Stephenson Harwood has advised Lion Air in respect of the world’s largest ever airline order, comprising of 234 Airbus – A320 and A321 aircraft (including Airbus’ new NEO aircraft) and valued at US$24 billion. The order was formalised at a signing ceremony in Toulouse, overseen by the President of France Francois Hollande. In terms of the number of aircraft ordered, the deal overtakes the previous aviation record (on which the firm also advised) set in 2012 when Lion Air placed an order for 230 Boeing 737 aircraft, including Boeing’s new 737 MAX aircraft, valued at US$21.7 billion. The deal includes purchase option rights for another 150 aircrafts, which would bring the total value of the order to US$35 billion. Global head of aviation Paul Ng led the transaction.
SyCipLaw has acted as Philippine counsel to Deutsche Bank AG, Standard Chartered Bank, The Hongkong and Shanghai Banking Corporation Ltd and UBS AG as joint book-runners and lead managers in respect of the issuance by Petron Corporation of US$750 million undated subordinated capital securities in two tranches. Petron is the Philippines’ largest oil refining and distribution company. The hybrid securities were priced at 7.5 percent a year for the first tranche of US$500 million and 6.551 percent per year for the second tranche of US$250 million, which can be redeemed after 5.5 years and every 6 months thereafter. If unredeemed, Petron will have to pay a step-up rate. Proceeds of the issuance will be used to finance the company’s Refinery Master Plan 2. Partner Vicente D Gerochi IV led the transaction which is said to be the Philippines’ largest offshore issuance of hybrid securities to date.
Weerawong, Chinnavat & Peangpanor has represented Joseph Hsu and Gertjan Tomassen, the management of Bangkok Ranch and a group of investors in respect of the share acquisition in Bangkok Ranch, one of the world’s leading suppliers of premium quality duck meat products. The firm also advised on financing for the transaction from Bangkok Bank and The Siam Commercial Bank.
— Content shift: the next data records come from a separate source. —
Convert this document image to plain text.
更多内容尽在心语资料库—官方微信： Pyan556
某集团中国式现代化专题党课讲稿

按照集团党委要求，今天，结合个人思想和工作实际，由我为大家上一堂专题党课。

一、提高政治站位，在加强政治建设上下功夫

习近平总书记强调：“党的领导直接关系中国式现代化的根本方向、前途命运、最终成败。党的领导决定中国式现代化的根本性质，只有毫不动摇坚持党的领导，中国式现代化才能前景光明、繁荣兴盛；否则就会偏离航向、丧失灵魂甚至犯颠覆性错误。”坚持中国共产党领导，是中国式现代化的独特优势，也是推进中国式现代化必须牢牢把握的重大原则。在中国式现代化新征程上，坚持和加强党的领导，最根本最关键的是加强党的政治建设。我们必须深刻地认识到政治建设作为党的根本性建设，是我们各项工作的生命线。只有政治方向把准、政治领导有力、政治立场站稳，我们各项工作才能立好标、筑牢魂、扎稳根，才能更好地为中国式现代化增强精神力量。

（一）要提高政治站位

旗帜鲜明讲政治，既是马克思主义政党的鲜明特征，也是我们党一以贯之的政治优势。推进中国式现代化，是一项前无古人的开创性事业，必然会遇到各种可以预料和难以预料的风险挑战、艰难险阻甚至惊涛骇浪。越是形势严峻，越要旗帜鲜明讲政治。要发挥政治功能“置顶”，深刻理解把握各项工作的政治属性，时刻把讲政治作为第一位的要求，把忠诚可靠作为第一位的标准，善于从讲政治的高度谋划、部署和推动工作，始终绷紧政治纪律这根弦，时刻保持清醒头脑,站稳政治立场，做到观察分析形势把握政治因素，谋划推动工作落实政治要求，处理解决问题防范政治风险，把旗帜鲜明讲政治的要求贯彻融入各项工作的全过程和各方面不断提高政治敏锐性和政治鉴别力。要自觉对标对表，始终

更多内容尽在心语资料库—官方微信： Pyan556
The transaction involved a management buyout (by a consortium of management and a group of investors) and financing through a leveraged buyout, including structuring a shareholders’ agreement among management and investors, advising on the financing and leveraged buyout, and advising on the Share Purchase Agreement (SPA). The SPA mandated restructuring of the seller’s group and spin-off of certain businesses. The transaction is valued at approximately US$190 million and closed on December 2012. Partner Pakdee Paknara led the project team which also included partner Passawan Navanithikul.
Weil is advising Baring Private Equity Asia Ltd in respect of its buyout bid of Chinese tutoring firm Ambow Education Holding Ltd. Baring’s Asia Private Equity Fund V LP offered to purchase Ambow for US$1.46 per ADR, a 44.5 percent premium over the US$1.01 closing price on 14 March 2013. Baring disclosed that it can finance the transaction with its own equity capital.
WongPartnership LLP acted for Ascott Residence Trust Management Limited, as manager of Ascott Residence Trust (ART) in the private placement of 114.9 million new units in ART at an issue price of S$1.305 per new unit to raise gross proceeds of S$150 million. DBS Bank Ltd. and Standard Chartered Securities (Singapore) Pte. Limited were the joint placement agents and underwriters. Managing Partner Rachel Eng and Partners Long Chee Shan and James Choo led the transaction.
WongPartnership LLP acted for the arrangers and syndicate of lenders as transaction counsel, in the S$325 million financing to Millenia Tower Investments Limited (the Borrower) for the re-financing of the Borrower’s outstanding debt and for the Borrower’s general working capital requirements, secured over, Millenia Tower and Millenia Walk, which are office and retail developments in Singapore. Partners Susan Wong and Dorothy Marie Ng led the transaction.